Earned value management is project management technique for measuring the performance and development of the project which the company has taken in hand for completion. An example of earned value management is school exams while in school there is one main annual exam but in between that there are quarterly or monthly tests taken so as to see whether students are learning or not, in the same way in case of earned value management before seeing the final performance of the project top management continuously evaluates the ongoing project against the plan and see whether the project is going according to plan and budget. In order to understand this concept better let’s look at some of the advantages and disadvantages of earned value management –
Advantages of Earned Value Management
- The first and foremost advantage earned value management is that it helps the management in seeing that whether the project is going on track in terms of work progress and also on budgeted line or not. It not only analyses the work done but also analyses the cost or expense needed to do that amount of work so if a project is worth $10000 and on 50 percent completion of work if the company has used $8000 then it cannot be called a success because even if the project is on time but company has used 80 percent of budget for 50 percent of work done.

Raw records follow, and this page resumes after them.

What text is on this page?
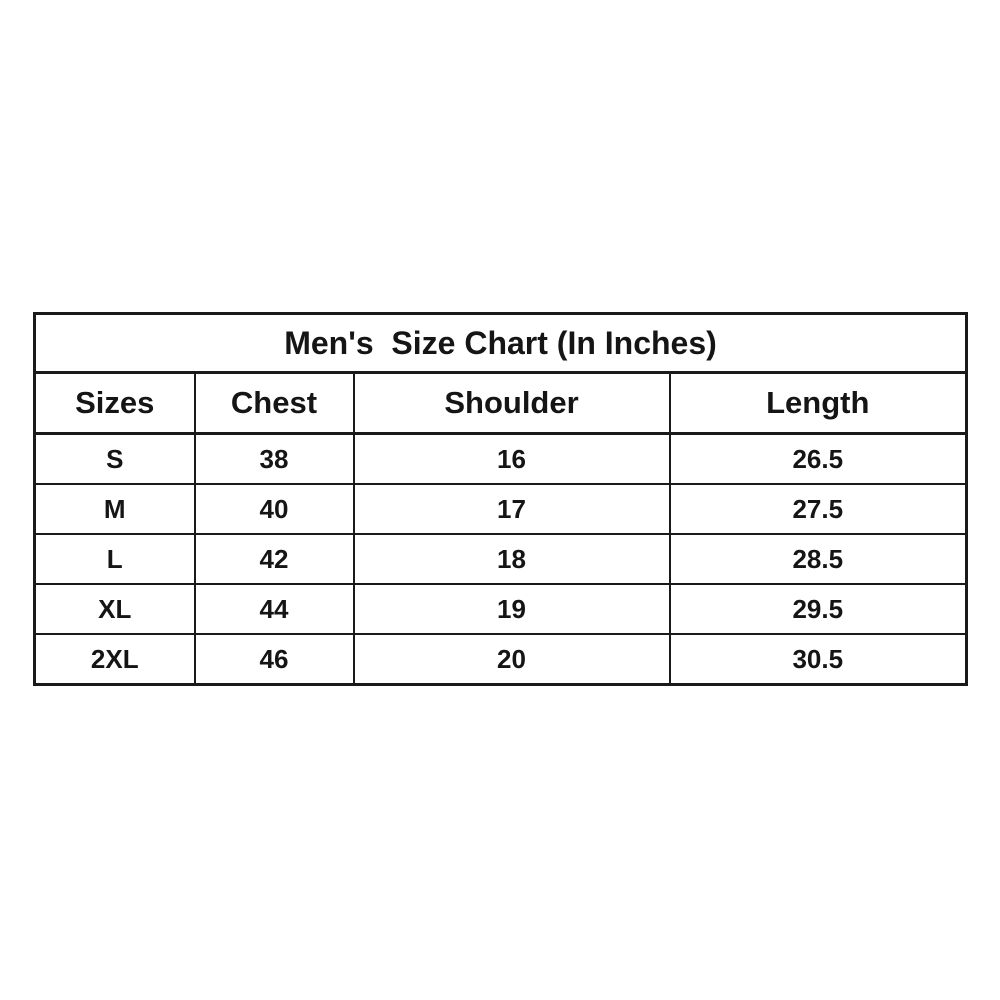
Men's  Size Chart (In Inches)			
Sizes	Chest	Shoulder	Length
S	38	16	26.5
M	40	17	27.5
L	42	18	28.5
XL	44	19	29.5
2XL	46	20	30.5
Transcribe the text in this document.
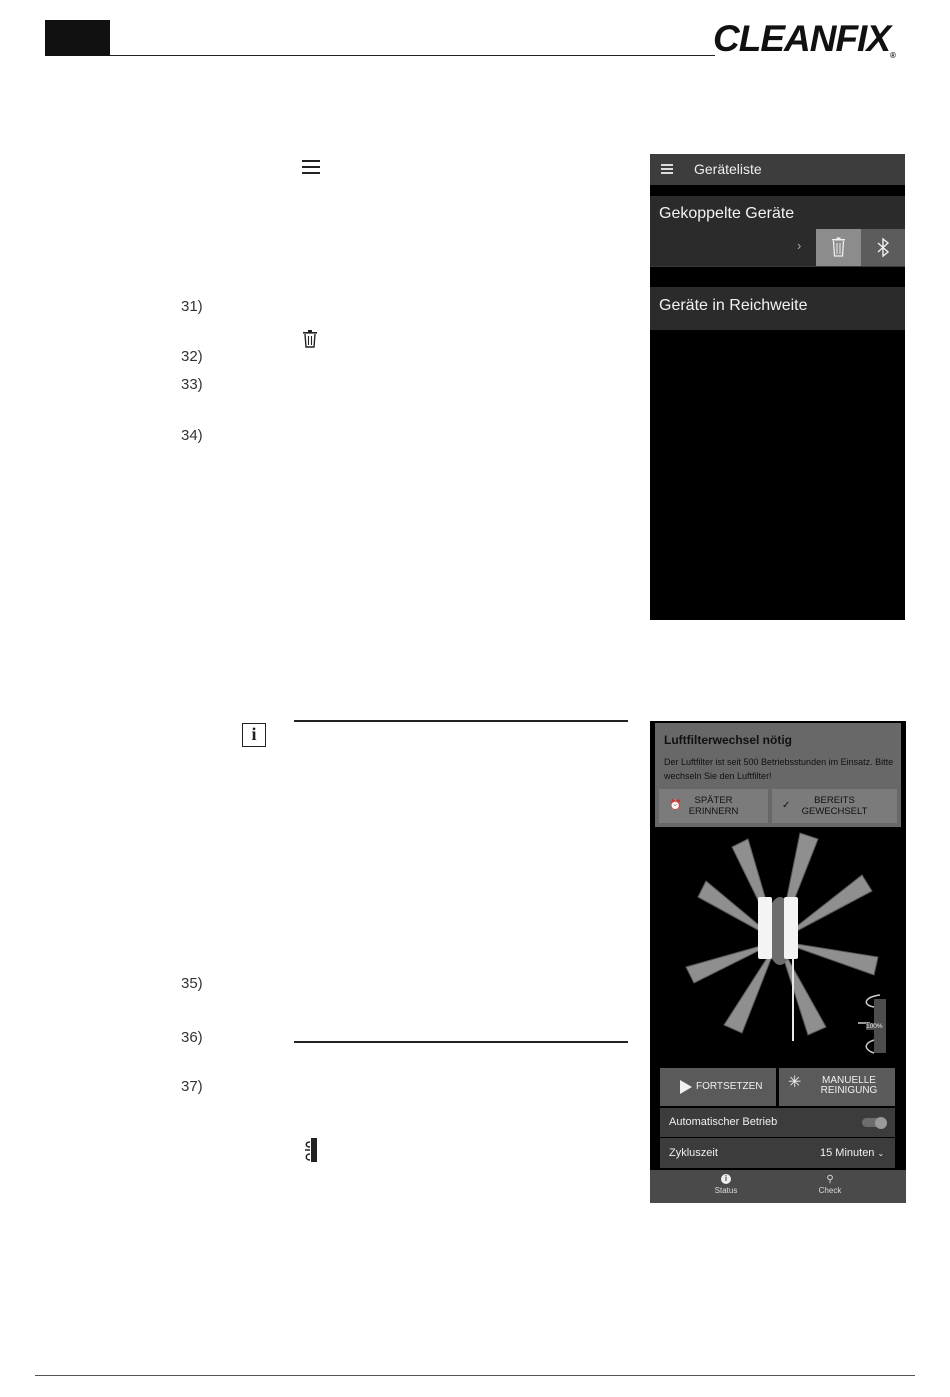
CLEANFIX®
31)
32)
33)
34)
35)
36)
37)
i
Geräteliste
Gekoppelte Geräte
›
Geräte in Reichweite
100%
Luftfilterwechsel nötig
Der Luftfilter ist seit 500 Betriebsstunden im Einsatz. Bitte wechseln Sie den Luftfilter!
⏰	SPÄTER
ERINNERN
✓	BEREITS
GEWECHSELT
FORTSETZEN ✳	MANUELLE
REINIGUNG
Automatischer Betrieb
Zykluszeit	15 Minuten ⌄
i
Status
⚲
Check
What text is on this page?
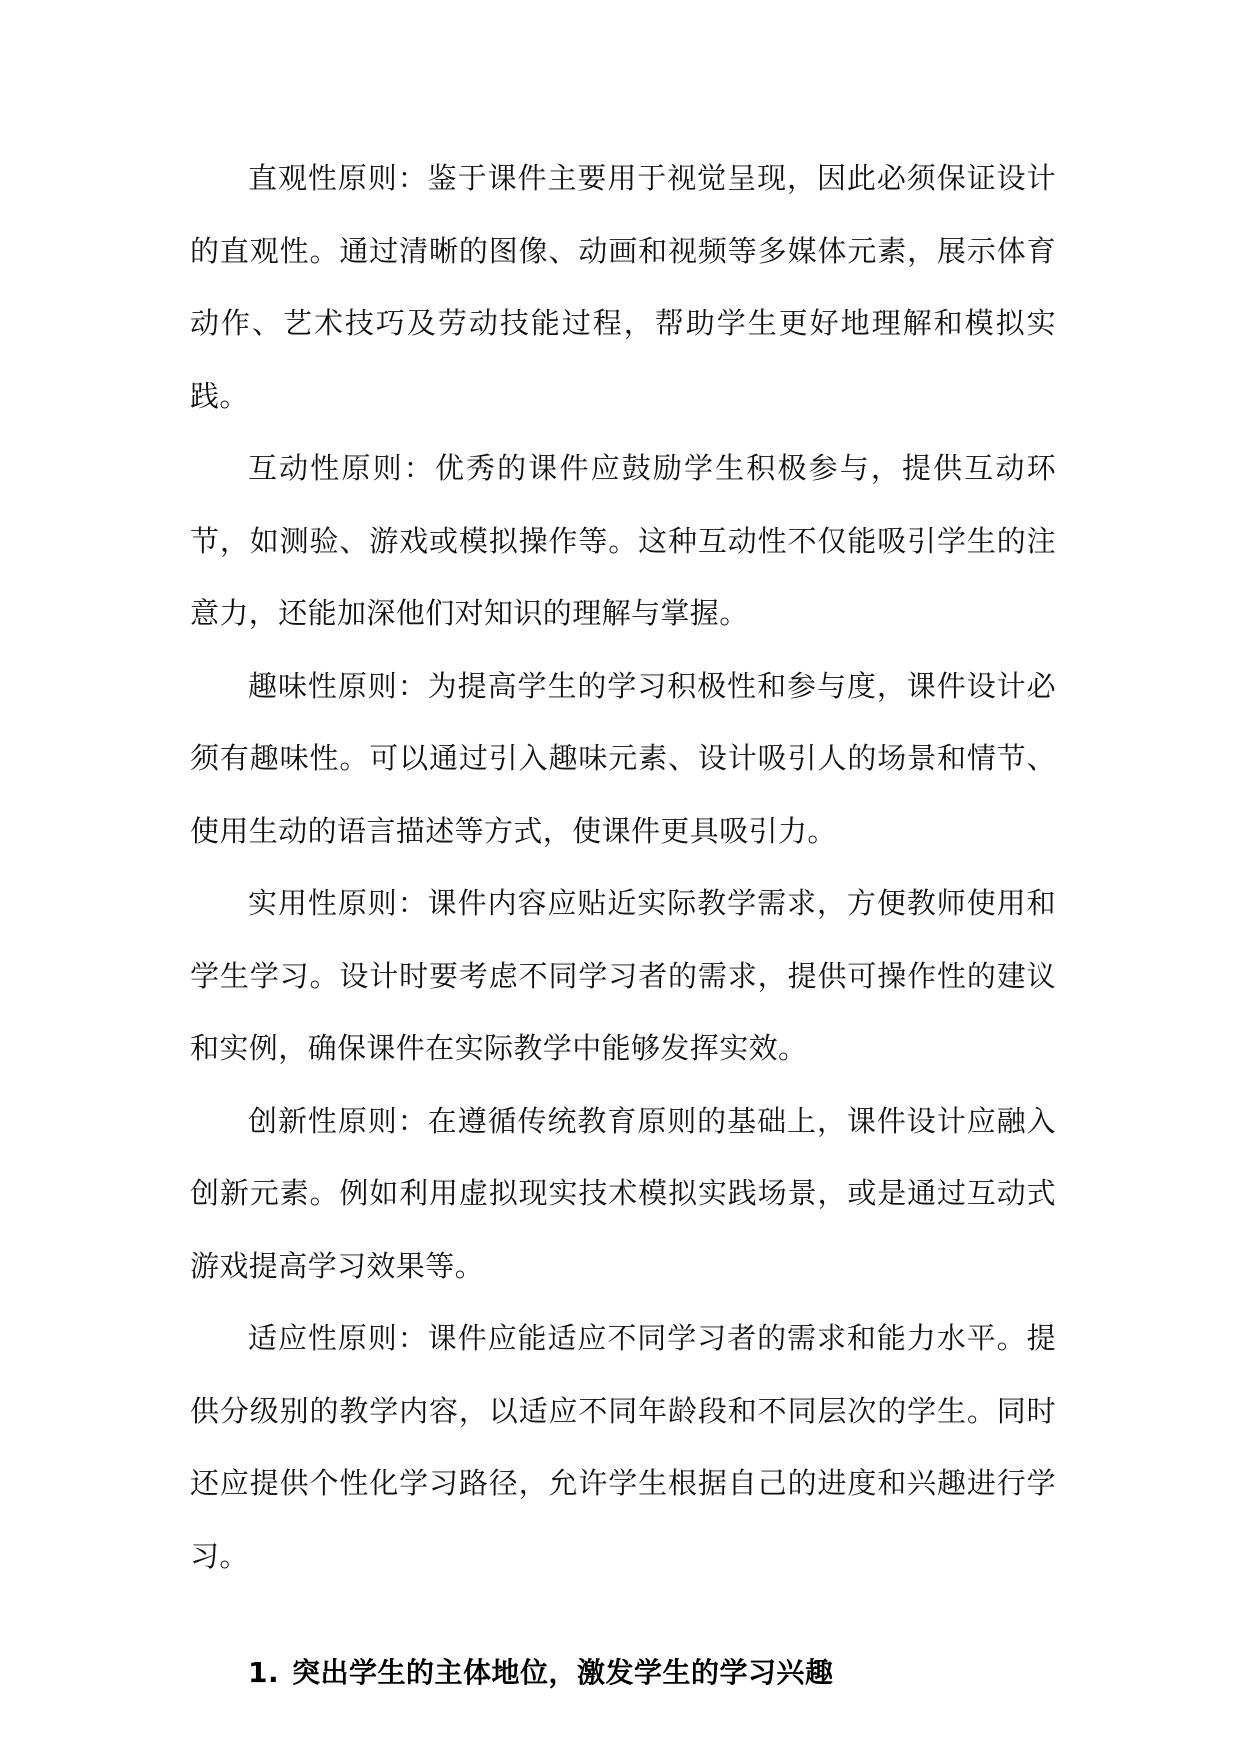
直观性原则：鉴于课件主要用于视觉呈现，因此必须保证设计的直观性。通过清晰的图像、动画和视频等多媒体元素，展示体育动作、艺术技巧及劳动技能过程，帮助学生更好地理解和模拟实践。

互动性原则：优秀的课件应鼓励学生积极参与，提供互动环节，如测验、游戏或模拟操作等。这种互动性不仅能吸引学生的注意力，还能加深他们对知识的理解与掌握。

趣味性原则：为提高学生的学习积极性和参与度，课件设计必须有趣味性。可以通过引入趣味元素、设计吸引人的场景和情节、使用生动的语言描述等方式，使课件更具吸引力。

实用性原则：课件内容应贴近实际教学需求，方便教师使用和学生学习。设计时要考虑不同学习者的需求，提供可操作性的建议和实例，确保课件在实际教学中能够发挥实效。

创新性原则：在遵循传统教育原则的基础上，课件设计应融入创新元素。例如利用虚拟现实技术模拟实践场景，或是通过互动式游戏提高学习效果等。

适应性原则：课件应能适应不同学习者的需求和能力水平。提供分级别的教学内容，以适应不同年龄段和不同层次的学生。同时还应提供个性化学习路径，允许学生根据自己的进度和兴趣进行学习。

1. 突出学生的主体地位，激发学生的学习兴趣
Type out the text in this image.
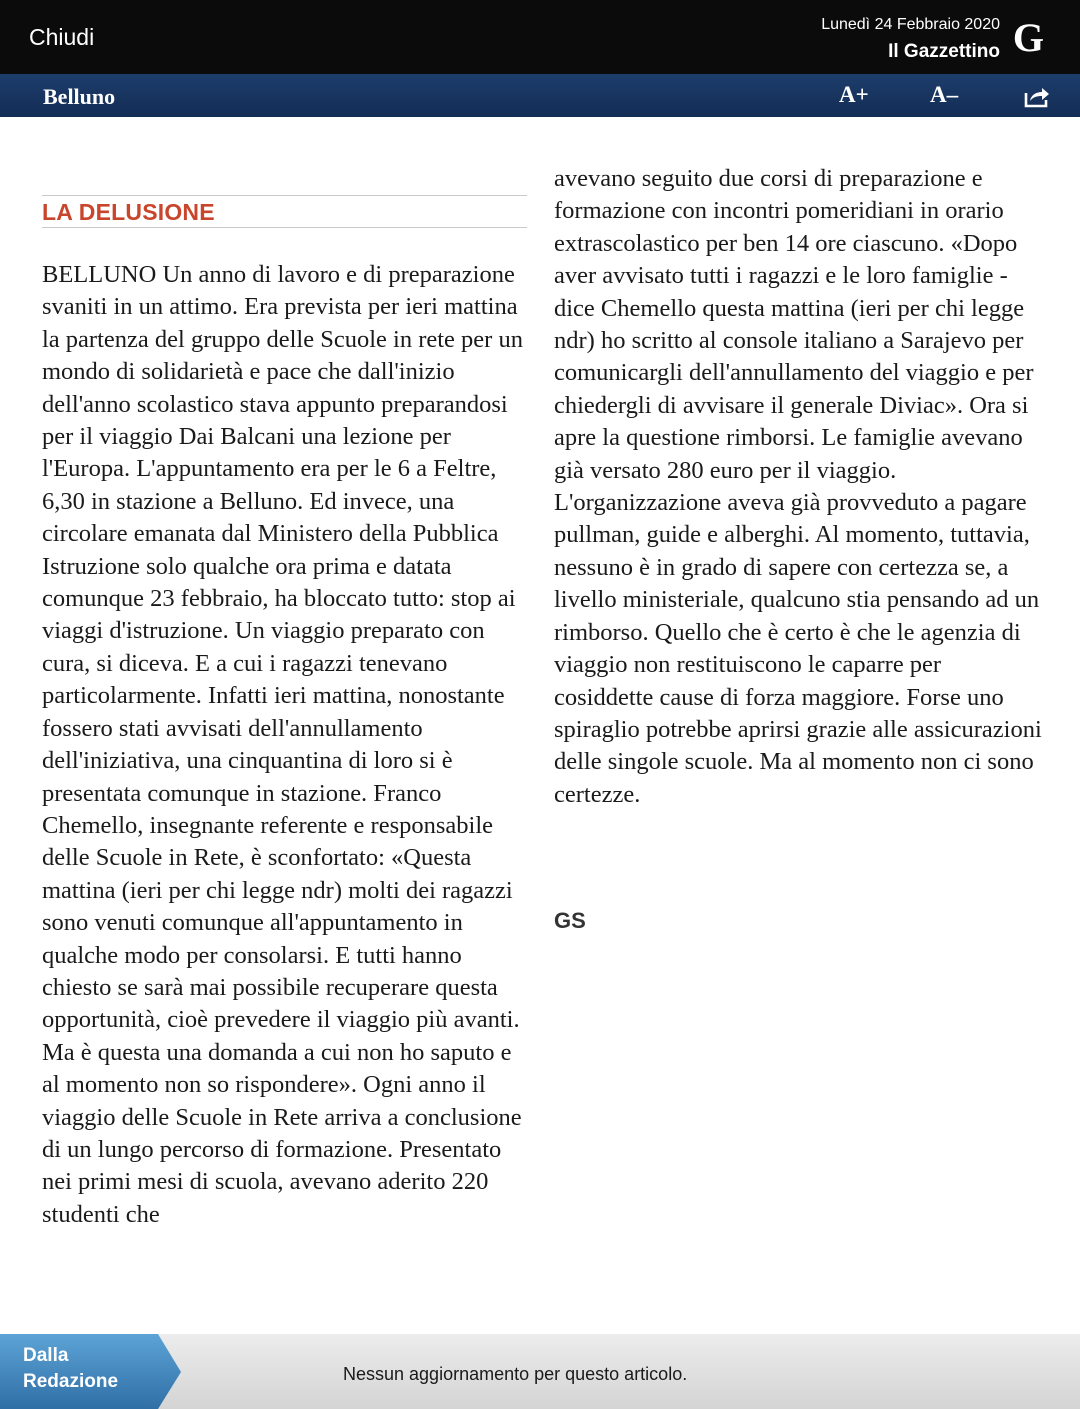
Chiudi	Lunedì 24 Febbraio 2020
Il Gazzettino G
Belluno	A+	A–
LA DELUSIONE

BELLUNO Un anno di lavoro e di preparazione svaniti in un attimo. Era prevista per ieri mattina la partenza del gruppo delle Scuole in rete per un mondo di solidarietà e pace che dall'inizio dell'anno scolastico stava appunto preparandosi per il viaggio Dai Balcani una lezione per l'Europa. L'appuntamento era per le 6 a Feltre, 6,30 in stazione a Belluno. Ed invece, una circolare emanata dal Ministero della Pubblica Istruzione solo qualche ora prima e datata comunque 23 febbraio, ha bloccato tutto: stop ai viaggi d'istruzione. Un viaggio preparato con cura, si diceva. E a cui i ragazzi tenevano particolarmente. Infatti ieri mattina, nonostante fossero stati avvisati dell'annullamento dell'iniziativa, una cinquantina di loro si è presentata comunque in stazione. Franco Chemello, insegnante referente e responsabile delle Scuole in Rete, è sconfortato: «Questa mattina (ieri per chi legge ndr) molti dei ragazzi sono venuti comunque all'appuntamento in qualche modo per consolarsi. E tutti hanno chiesto se sarà mai possibile recuperare questa opportunità, cioè prevedere il viaggio più avanti. Ma è questa una domanda a cui non ho saputo e al momento non so rispondere». Ogni anno il viaggio delle Scuole in Rete arriva a conclusione di un lungo percorso di formazione. Presentato nei primi mesi di scuola, avevano aderito 220 studenti che

avevano seguito due corsi di preparazione e formazione con incontri pomeridiani in orario extrascolastico per ben 14 ore ciascuno. «Dopo aver avvisato tutti i ragazzi e le loro famiglie - dice Chemello questa mattina (ieri per chi legge ndr) ho scritto al console italiano a Sarajevo per comunicargli dell'annullamento del viaggio e per chiedergli di avvisare il generale Diviac». Ora si apre la questione rimborsi. Le famiglie avevano già versato 280 euro per il viaggio. L'organizzazione aveva già provveduto a pagare pullman, guide e alberghi. Al momento, tuttavia, nessuno è in grado di sapere con certezza se, a livello ministeriale, qualcuno stia pensando ad un rimborso. Quello che è certo è che le agenzia di viaggio non restituiscono le caparre per cosiddette cause di forza maggiore. Forse uno spiraglio potrebbe aprirsi grazie alle assicurazioni delle singole scuole. Ma al momento non ci sono certezze.

GS
Dalla
Redazione	Nessun aggiornamento per questo articolo.
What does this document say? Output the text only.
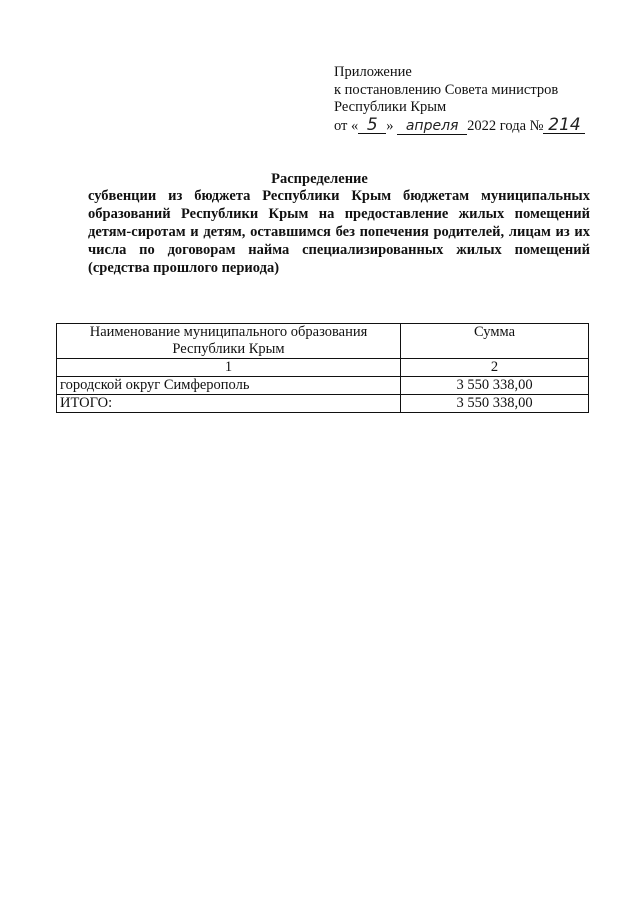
Приложение
к постановлению Совета министров
Республики Крым
от « 5 » апреля 2022 года № 214
Распределение
субвенции из бюджета Республики Крым бюджетам муниципальных образований Республики Крым на предоставление жилых помещений детям-сиротам и детям, оставшимся без попечения родителей, лицам из их числа по договорам найма специализированных жилых помещений (средства прошлого периода)
Наименование муниципального образования Республики Крым	Сумма
1	2
городской округ Симферополь	3 550 338,00
ИТОГО:	3 550 338,00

- Another advantage of earned value management is that management can take proactive steps if the project is not going according to the plan and avoid any embarrassment and loss happening because if this method is not used than management has no idea about the project work and cost involved and they came to know it only when project is finished and one the project is finished you cannot do anything to rectify it so in a way earned value management give a management a second chance in between a project to rectify errors in a project execution and make the project a success for the company.
- If in the company there are multiple projects going on than earned value management can be an effective tool in comparing the performance of different projects and analyzing which project is running the best compared to others and reasons for its performance.
Disadvantages of Earned Value Management
- The biggest disadvantage of earned value management is that it only checks whether the work is on time and within budget or not but it does not have a check system for quality of work so the project may be completed on time and within budget but the quality of the work can only be seen once the project is complete.
- Another limitation on earned value management is that it involves constant supervision on the part of management and which results in management getting too involved in project which in turn can create a rift between management and people who are executing the project which in turn can lead to disruption of relations at different within the company which in long run can have an harmful impact on the company.
- Earned value management is a complex methodology and it cannot be comprehended easily and therefore company needs to have the separate team of specialist to carry out this process which in turn can lead to more cost for the company and also it can time consuming.
As one can see from the above that earned value management has both benefits as well as limitations and company before implanting earned value management for the project should carefully analyze both benefits and limitations and then take the decision.